Transcription
"The Song of the Stone Wall"
By Helen Keller
Helen Keller and Annie Sullivan, 1904
Come walk with me, and I will tell
What I have read in this scroll of stone;
I will spell out this writing on hill and meadow.
This is New England's entablature of rock,
Leagues upon leagues of sealed history awaiting an interpreter.
It is a chronicle wrought by praying workmen,
The forefathers of our nation.
The walls have many things to tell me,
And the days are long. I come and listen;
My hand is upon the stones, and the tale I fain would hear
Is of the men who built the walls,
And of the God who made the stones and the workers.
With searching feet I walk beside the wall;
I plunge and stumble over the fallen stones;
I follow the windings of the wall
Over the heaving hill, down by the meadow-brook,
Beyond the scented fields, by the marsh where rushes grow.
On I trudge through pine woods fragrant and cool,
And emerge amid clustered pools and by rolling acres of rye.
The wall is built of field stones great and small,
Tumbled about by frost and storm,
Shaped and polished by ice and rain and sun;
Some flattened, grooved, and chiseled
By the inscrutable sculpture of the weather;
Some with clefts and rough edges harsh to the touch.
Gracious Time has glorified the wall
And covered the historian stones with a mantle of green;
The sunbeams flit and waver in the rifts,
Vanish and reappear, linger and sleep,
Conquer with radiance the obdurate angles,
Filter between the naked rents and wind-bleached jags.
I understand the triumph and the truth
Wrought into these walls of rugged stone.
They are a miracle of patient hands,
They are a victory of suffering, a paean of pain.
All pangs of death, all cries of birth,
Are in the mute, moss-covered stones;
They are eloquent to my hands.
O beautiful, blind stones, inarticulate and dumb!
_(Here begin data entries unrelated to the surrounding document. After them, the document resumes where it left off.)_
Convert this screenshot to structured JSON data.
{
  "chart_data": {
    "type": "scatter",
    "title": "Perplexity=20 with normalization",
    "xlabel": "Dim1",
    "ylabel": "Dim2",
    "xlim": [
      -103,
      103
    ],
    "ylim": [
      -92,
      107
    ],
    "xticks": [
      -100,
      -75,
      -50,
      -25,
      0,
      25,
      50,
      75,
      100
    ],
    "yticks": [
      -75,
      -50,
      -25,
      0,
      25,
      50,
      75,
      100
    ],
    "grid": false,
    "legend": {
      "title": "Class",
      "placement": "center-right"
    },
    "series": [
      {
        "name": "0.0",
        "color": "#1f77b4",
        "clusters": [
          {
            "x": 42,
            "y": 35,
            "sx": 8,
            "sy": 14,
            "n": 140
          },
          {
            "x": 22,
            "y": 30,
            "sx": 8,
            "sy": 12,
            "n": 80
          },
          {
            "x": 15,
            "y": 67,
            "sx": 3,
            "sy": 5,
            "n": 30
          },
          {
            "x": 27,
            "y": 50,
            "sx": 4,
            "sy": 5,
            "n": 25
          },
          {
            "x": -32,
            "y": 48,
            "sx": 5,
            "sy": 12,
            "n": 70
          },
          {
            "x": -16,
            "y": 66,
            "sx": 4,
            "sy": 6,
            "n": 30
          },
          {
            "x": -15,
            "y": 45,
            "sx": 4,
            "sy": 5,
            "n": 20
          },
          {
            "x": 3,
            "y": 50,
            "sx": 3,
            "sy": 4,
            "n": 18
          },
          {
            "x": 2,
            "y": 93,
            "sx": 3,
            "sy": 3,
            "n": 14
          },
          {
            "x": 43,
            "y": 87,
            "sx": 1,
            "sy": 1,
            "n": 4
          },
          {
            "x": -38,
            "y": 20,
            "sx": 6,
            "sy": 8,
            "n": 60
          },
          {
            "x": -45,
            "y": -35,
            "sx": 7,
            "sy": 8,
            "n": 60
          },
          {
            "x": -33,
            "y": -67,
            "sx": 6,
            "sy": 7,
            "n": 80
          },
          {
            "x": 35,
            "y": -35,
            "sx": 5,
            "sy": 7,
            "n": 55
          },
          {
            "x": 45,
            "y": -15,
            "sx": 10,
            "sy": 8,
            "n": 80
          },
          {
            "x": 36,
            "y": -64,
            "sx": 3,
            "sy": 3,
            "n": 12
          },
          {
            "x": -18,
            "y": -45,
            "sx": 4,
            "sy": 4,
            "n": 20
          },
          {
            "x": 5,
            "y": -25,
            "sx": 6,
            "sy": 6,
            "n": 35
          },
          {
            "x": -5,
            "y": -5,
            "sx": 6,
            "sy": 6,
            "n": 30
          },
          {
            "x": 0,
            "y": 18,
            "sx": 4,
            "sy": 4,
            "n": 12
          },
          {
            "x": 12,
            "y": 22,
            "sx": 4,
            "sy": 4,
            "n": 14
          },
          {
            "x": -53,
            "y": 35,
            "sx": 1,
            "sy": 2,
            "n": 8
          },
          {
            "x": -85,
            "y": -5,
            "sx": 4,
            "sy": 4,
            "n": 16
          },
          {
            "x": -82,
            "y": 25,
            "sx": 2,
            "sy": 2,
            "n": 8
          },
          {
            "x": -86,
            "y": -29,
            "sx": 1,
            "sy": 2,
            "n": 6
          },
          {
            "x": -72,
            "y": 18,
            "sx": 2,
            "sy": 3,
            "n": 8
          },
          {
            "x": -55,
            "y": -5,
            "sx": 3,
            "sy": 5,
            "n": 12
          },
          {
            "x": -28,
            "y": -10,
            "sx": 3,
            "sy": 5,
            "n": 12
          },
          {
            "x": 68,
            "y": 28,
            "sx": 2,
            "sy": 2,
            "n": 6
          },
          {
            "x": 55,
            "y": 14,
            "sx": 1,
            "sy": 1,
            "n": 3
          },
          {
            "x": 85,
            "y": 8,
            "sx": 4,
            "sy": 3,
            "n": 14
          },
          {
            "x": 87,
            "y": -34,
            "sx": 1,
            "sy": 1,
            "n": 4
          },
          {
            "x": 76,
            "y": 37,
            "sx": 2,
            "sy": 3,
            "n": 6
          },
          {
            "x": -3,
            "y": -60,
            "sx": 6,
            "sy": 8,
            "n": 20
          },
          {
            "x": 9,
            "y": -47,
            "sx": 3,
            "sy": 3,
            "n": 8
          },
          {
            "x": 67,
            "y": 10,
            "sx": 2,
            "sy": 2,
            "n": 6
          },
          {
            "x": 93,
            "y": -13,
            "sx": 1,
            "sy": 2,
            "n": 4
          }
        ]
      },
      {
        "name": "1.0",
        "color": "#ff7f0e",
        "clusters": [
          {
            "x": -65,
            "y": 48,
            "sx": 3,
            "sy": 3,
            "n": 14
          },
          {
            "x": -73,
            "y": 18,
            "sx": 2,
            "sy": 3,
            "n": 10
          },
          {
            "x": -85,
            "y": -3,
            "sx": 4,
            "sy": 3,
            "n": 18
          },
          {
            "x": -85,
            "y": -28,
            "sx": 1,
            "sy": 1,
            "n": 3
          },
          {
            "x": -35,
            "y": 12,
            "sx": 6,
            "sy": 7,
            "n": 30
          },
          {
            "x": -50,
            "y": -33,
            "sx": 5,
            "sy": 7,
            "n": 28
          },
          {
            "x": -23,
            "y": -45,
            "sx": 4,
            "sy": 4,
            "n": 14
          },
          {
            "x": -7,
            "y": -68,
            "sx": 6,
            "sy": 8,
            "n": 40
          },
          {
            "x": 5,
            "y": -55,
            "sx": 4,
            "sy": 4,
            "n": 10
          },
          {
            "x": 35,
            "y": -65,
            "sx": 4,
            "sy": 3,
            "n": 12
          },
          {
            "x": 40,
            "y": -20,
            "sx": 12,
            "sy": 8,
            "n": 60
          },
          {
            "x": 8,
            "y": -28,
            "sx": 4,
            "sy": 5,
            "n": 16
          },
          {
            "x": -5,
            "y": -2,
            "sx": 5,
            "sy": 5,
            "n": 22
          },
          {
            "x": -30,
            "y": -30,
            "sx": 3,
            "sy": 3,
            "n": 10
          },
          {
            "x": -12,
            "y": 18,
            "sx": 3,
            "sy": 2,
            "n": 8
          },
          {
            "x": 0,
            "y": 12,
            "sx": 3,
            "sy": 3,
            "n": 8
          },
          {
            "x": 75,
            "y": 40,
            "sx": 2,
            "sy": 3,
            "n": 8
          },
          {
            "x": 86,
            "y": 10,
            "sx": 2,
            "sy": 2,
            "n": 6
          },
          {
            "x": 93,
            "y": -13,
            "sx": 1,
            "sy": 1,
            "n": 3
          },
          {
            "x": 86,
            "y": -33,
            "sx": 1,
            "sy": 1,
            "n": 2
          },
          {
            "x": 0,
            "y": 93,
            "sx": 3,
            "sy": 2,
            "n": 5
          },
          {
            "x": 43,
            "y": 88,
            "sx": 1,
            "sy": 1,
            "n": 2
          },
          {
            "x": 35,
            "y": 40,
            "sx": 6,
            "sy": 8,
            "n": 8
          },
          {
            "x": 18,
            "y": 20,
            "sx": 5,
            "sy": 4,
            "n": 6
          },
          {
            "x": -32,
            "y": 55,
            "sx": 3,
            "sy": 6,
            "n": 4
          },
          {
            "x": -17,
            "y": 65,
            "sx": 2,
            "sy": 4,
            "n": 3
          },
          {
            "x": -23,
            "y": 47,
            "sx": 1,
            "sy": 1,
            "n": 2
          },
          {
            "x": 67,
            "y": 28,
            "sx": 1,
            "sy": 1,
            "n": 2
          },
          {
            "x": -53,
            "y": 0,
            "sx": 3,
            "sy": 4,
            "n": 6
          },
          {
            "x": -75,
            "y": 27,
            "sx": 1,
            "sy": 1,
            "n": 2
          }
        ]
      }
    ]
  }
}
In the deep gloom of their hearts there is a gleam
Of the primeval sun which looked upon them
When they were begotten.
So in the heart of man shines forever
A beam from the everlasting sun of God.
Unresponsive, rude are the stones;
Yet in them divine things lie concealed.
I hear their imprisoned chant:
"We are fragments of the universe,
Chips of the rock whereon God laid the foundation of the world;
Out of immemorial chaos He wrought us.
Out of the sun, out of the tempest, out of the travail of the earth, we grew.
We are wonderfully mingled of life and death;
We serve as crypts for innumerable, unnoticed, tiny forms.
We are manifestations of the Might
That rears the granite hills unto the clouds
And sows the tropic seas with coral isles.
We are shot through and through with hidden color;
A thousand hues are blended in our gray substance.
Sapphire, turquoise, ruby, opal,
Emerald, diamond, amethyst, are our sisters from the beginning;
And our brothers are iron, lead, zinc,
Copper, and silver, and gold.
We are the dust of continents past and to come,
We are a deathless frieze carved with man's destiny;
In us is the record sibylline of far events.